8. The Order of Nature: nothing happens by Accident, and there is no such thing as Chance.
But the first thing that men learned, as soon as they began to study nature carefully, was that some events take place in regular order and that some causes always give rise to the same effects. The sun always rises on one side and sets on the other side of the sky; the changes of the moon follow one another in the same order and with similar intervals; some stars never sink below the horizon of the place in which we live; the seasons are more or less regular; water always flows down-hill; fire always burns; plants grow up from seed and yield seed, from which like plants grow up again; animals are born, grow, reach maturity, and die, age after age, in the same way. Thus the notion of an order of nature and of a fixity in the relation of cause and effect between things gradually entered the minds of men. So far as such order prevailed it was felt that things were explained; while the things that could not be explained were said to have come about by chance, or to happen by accident.
But the more carefully nature has been studied, the more widely has order been found to prevail, while what seemed disorder has proved to be nothing but complexity; until, at present, no one is so foolish as to believe that anything happens by chance, or that there are any real accidents, in the sense of events which have no cause. And if we say that a thing happens by chance, everybody admits that all we really mean is, that we do not know its cause or the reason why that particular thing happens. Chance and accident are only aliases of ignorance.

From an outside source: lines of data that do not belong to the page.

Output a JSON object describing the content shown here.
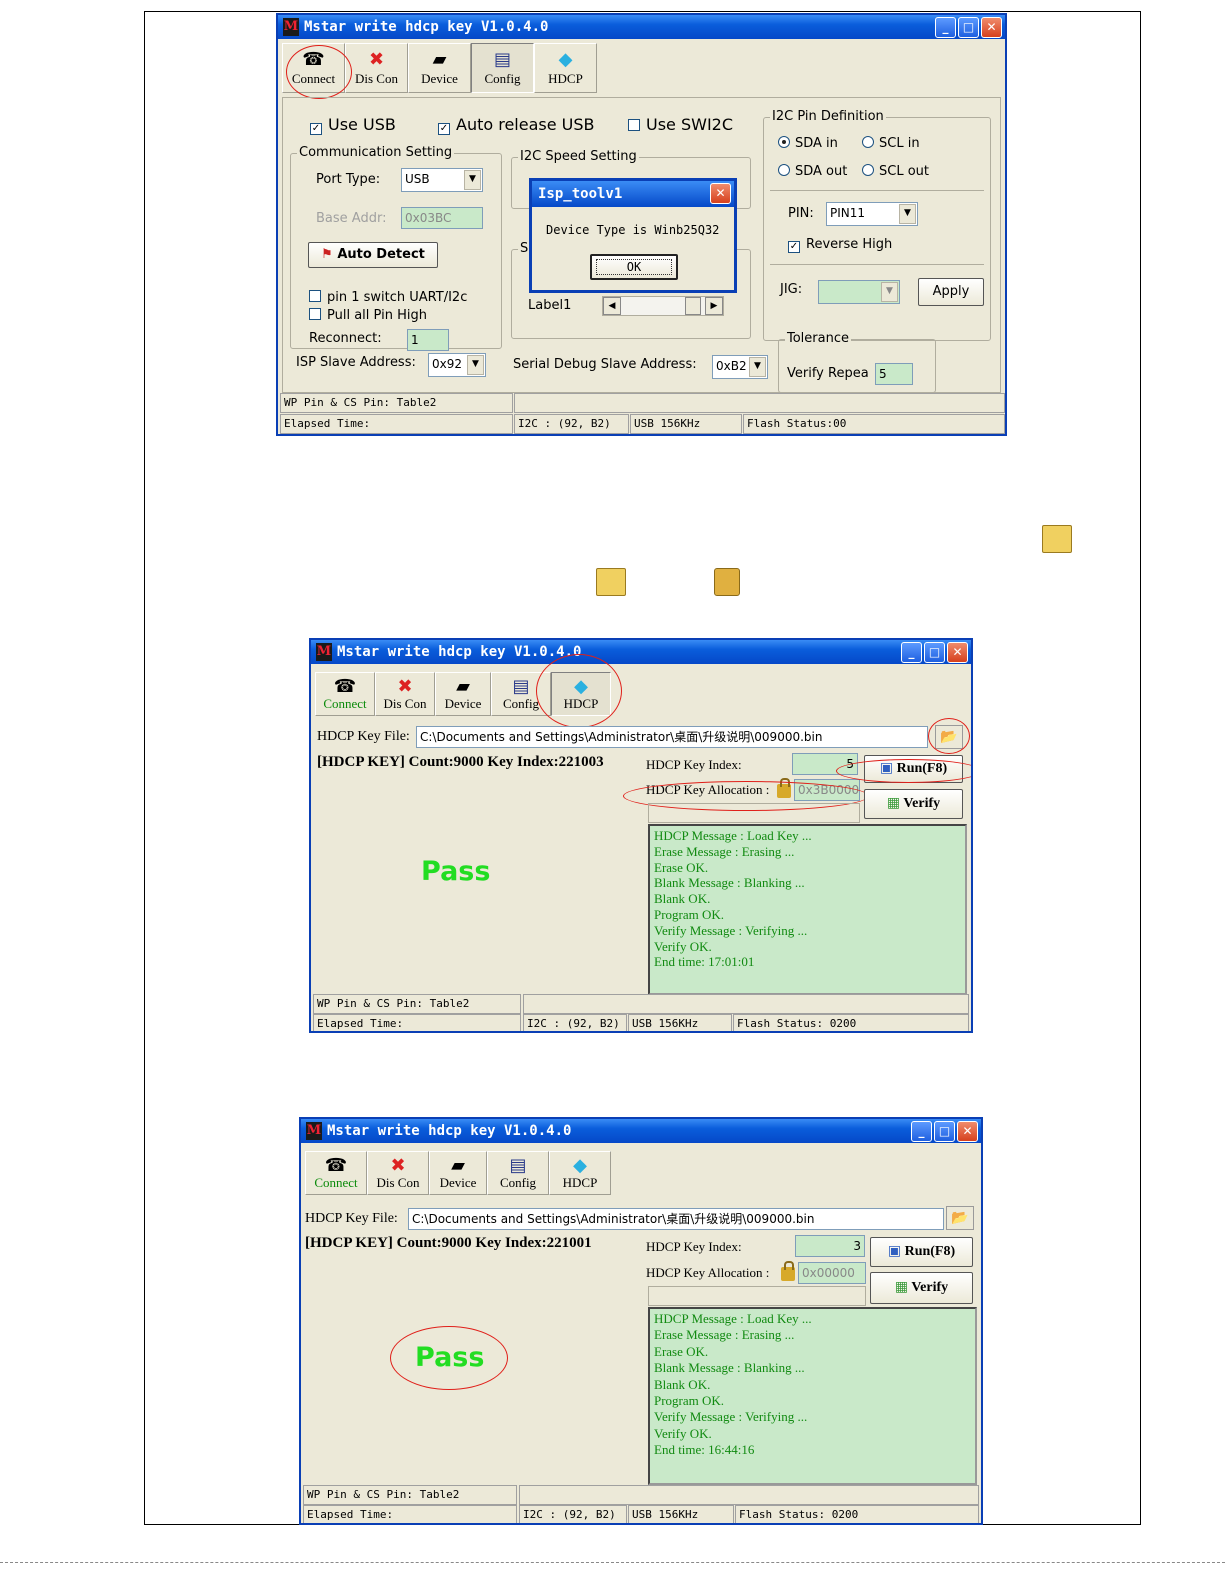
{
  "app": {
    "title": "Mstar write hdcp key V1.0.4.0",
    "logo_char": "M",
    "window_buttons": [
      "_",
      "□",
      "✕"
    ]
  },
  "toolbar": [
    {
      "label": "Connect",
      "icon": "connect-icon"
    },
    {
      "label": "Dis Con",
      "icon": "disconnect-icon"
    },
    {
      "label": "Device",
      "icon": "device-icon"
    },
    {
      "label": "Config",
      "icon": "config-icon"
    },
    {
      "label": "HDCP",
      "icon": "hdcp-icon"
    }
  ],
  "config": {
    "use_usb": "Use USB",
    "auto_release_usb": "Auto release USB",
    "use_swi2c": "Use SWI2C",
    "comm_group": "Communication Setting",
    "port_type_label": "Port Type:",
    "port_type_value": "USB",
    "base_addr_label": "Base Addr:",
    "base_addr_value": "0x03BC",
    "auto_detect": "Auto Detect",
    "pin1_switch": "pin 1 switch UART/I2c",
    "pull_all_pin": "Pull all Pin High",
    "reconnect_label": "Reconnect:",
    "reconnect_value": "1",
    "i2c_speed_group": "I2C Speed Setting",
    "group_s_letter": "S",
    "label1": "Label1",
    "isp_slave_label": "ISP Slave Address:",
    "isp_slave_value": "0x92",
    "serial_debug_label": "Serial Debug Slave Address:",
    "serial_debug_value": "0xB2",
    "pin_def_group": "I2C Pin Definition",
    "sda_in": "SDA in",
    "scl_in": "SCL in",
    "sda_out": "SDA out",
    "scl_out": "SCL out",
    "pin_label": "PIN:",
    "pin_value": "PIN11",
    "reverse_high": "Reverse High",
    "jig_label": "JIG:",
    "apply": "Apply",
    "tolerance_group": "Tolerance",
    "verify_repeat_label": "Verify Repea",
    "verify_repeat_value": "5"
  },
  "dialog": {
    "title": "Isp_toolv1",
    "message": "Device Type is Winb25Q32",
    "ok": "OK"
  },
  "status": {
    "wp_pin": "WP Pin & CS Pin: Table2",
    "elapsed": "Elapsed Time:",
    "i2c": "I2C : (92, B2)",
    "usb": "USB  156KHz",
    "flash_1": "Flash Status:00",
    "flash_2": "Flash Status: 0200"
  },
  "hdcp": {
    "key_file_label": "HDCP Key File:",
    "key_file_path": "C:\\Documents and Settings\\Administrator\\桌面\\升级说明\\009000.bin",
    "key_index_label": "HDCP Key Index:",
    "key_alloc_label": "HDCP Key Allocation :",
    "run": "Run(F8)",
    "verify": "Verify",
    "pass": "Pass"
  },
  "win2": {
    "summary": "[HDCP KEY] Count:9000  Key Index:221003",
    "key_index": "5",
    "key_alloc": "0x3B0000",
    "log": [
      "HDCP Message : Load Key ...",
      "Erase Message : Erasing ...",
      "Erase OK.",
      "Blank Message : Blanking ...",
      "Blank OK.",
      "Program OK.",
      "Verify Message : Verifying ...",
      "Verify OK.",
      "End time: 17:01:01"
    ]
  },
  "win3": {
    "summary": "[HDCP KEY] Count:9000  Key Index:221001",
    "key_index": "3",
    "key_alloc": "0x00000",
    "log": [
      "HDCP Message : Load Key ...",
      "Erase Message : Erasing ...",
      "Erase OK.",
      "Blank Message : Blanking ...",
      "Blank OK.",
      "Program OK.",
      "Verify Message : Verifying ...",
      "Verify OK.",
      "End time: 16:44:16"
    ]
  },
  "colors": {
    "title_blue": "#0a5ddb",
    "log_green_bg": "#c9e9c9",
    "pass_green": "#22dd22",
    "annotation_red": "#e0201a"
  }
}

At this present moment, as I look out of my window, it is raining and blowing hard, and the branches of the trees are waving wildly to and fro. It may be that a man has taken shelter under one of these trees; perhaps, if a stronger gust than usual comes, a branch will break, fall upon the man, and seriously hurt him. If that happens it will be called an “accident,” and the man will perhaps say that by “chance” he went out, and then “chanced” to take refuge under the tree, and so the “accident” happened. But there is neither chance nor accident in the matter. The storm is the effect of causes operating upon the atmosphere, perhaps hundreds of miles away; every vibration of a leaf is the consequence of the mechanical force of the wind acting on the surface exposed to it; if the bough breaks, it will do so in consequence of the relation between its strength and the force of the wind; if it falls upon the man it will do so in consequence of the action of other definite natural causes; and the position of the man under it is only the last term in a series of causes and effects, which have followed one another in natural order, from that cause, the effect of which was his setting out, to that the effect of which was his stepping under the tree.
But, inasmuch as we are not wise enough to be able to unravel all these long and complicated series of causes and effects which lead to the falling of the branch upon the man, we call such an event an accident.